Ou seja, no caso do jornalismo, a introdução da interatividade e da
multimidialidade nas reportagens veiculadas pela web, por exemplo, não faz
desaparecer a reportagem – tradicionalmente entendida como um dos “gêneros
clássicos” do jornalismo – nem produz alterações neste gênero. Pode-se dizer que, com
os recursos trazidos pela web, ampliam-se e tornam-se mais complexas as formas de
expressão do gênero reportagem, havendo, portanto, a configuração de um novo
formato para a reportagem, o que se desdobra na criação de um subgênero, a web-
reportagem (que é hipertextual, interativa, multimídia ...), assim como, com a invenção
do rádio e da TV, a inserção de novos elementos já havia proporcionado novos formatos
para notícias e reportagens, levando ao estabelecimento de subgêneros.
Mas o que muda concretamente no gênero reportagem, ao mudar uma de suas
partes (introdução de novos elementos que, criando formatos diferenciados, estabelece
novos subgêneros)?
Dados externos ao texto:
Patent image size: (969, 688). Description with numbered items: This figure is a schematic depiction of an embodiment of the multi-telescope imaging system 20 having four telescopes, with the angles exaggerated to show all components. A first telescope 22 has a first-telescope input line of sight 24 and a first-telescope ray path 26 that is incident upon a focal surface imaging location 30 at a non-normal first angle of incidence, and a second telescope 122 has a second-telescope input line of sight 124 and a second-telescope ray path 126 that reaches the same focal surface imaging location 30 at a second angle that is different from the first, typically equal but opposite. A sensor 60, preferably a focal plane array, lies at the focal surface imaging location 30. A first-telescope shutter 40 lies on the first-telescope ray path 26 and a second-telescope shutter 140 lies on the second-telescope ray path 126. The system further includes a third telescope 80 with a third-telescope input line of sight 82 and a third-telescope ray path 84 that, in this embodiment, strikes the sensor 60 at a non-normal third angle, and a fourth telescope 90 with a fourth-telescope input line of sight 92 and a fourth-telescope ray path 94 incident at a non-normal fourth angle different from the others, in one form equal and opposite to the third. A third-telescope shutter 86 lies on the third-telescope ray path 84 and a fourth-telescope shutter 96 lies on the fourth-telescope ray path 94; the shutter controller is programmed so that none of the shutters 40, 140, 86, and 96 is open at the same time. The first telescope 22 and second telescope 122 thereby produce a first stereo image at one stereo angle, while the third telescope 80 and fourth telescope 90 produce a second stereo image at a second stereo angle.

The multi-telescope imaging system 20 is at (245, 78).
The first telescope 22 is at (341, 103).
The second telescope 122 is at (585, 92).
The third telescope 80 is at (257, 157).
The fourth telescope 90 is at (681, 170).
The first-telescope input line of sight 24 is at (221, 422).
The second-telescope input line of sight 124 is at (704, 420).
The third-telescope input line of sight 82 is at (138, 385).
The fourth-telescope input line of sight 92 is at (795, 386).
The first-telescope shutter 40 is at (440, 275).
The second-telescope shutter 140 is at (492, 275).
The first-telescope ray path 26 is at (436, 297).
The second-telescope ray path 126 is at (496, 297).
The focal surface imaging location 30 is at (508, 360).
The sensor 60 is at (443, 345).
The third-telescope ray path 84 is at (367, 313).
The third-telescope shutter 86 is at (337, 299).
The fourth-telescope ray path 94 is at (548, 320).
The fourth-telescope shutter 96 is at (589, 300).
Com isso, foram alteradas as propriedades essenciais da
reportagem? Quais são as propriedades essenciais da reportagem? A notícia, tal como
colocada no jornal impresso também circula na web, mas a notícia no webjornalismo é,
por natureza, hipertextual. O fato de ser hipertextual não muda as propriedades
essenciais do gênero notícia, ou muda? Com a web, mudou, por exemplo, a notícia
produzida para o impresso? O que é a notícia? Um novo formato pode constituir um
novo gênero?
Considerações finais
Nos últimos tempos, com a necessidade de compreensão, apreensão,
desenvolvimento e reprodução didática do saber-fazer jornalístico praticado na web,
crescem, em número e qualidade, os estudos sobre os gêneros. Isso é fundamental, pois
só assim se poderá: 1) passar a exigir de cada gênero apenas e tão somente o que ele
pode oferecer; 2) não ficar preso aos formatos assumidos pelos gêneros nos demais
suportes, viabilizando a exploração máxima das potencialidades oferecidas pela web; 3)
ter consciência de que, como explica Bakhtin, a escolha do gênero dirige todo o
processo discursivo:
[...] A idéia que temos da forma do nosso enunciado, isto é, de um gênero preciso do
discurso, dirige-nos em nosso processo discursivo. O intuito de nosso enunciado, em
seu todo, pode não necessitar, para sua realização, senão de uma oração, mas pode
também necessitar de um grande número delas, e o gênero escolhido dita-nos o seu tipo
com suas articulações composicionais (Bakhtin, 1992, p. 305).
Além disso, vale lembrar, com Lessing, que conhecer é saber produzir. E mais
que isso: é saber inventar – “... no interior de cada gênero numerosas variações são
possíveis (e, aliás, realizadas em parte). [...] A partir de uma única obra, variando os
elementos no quadro fixado pelas regras do gênero, pode-se obter milhares, milhões de
outras obras ...” (Todorov, 1980, p. 39-40).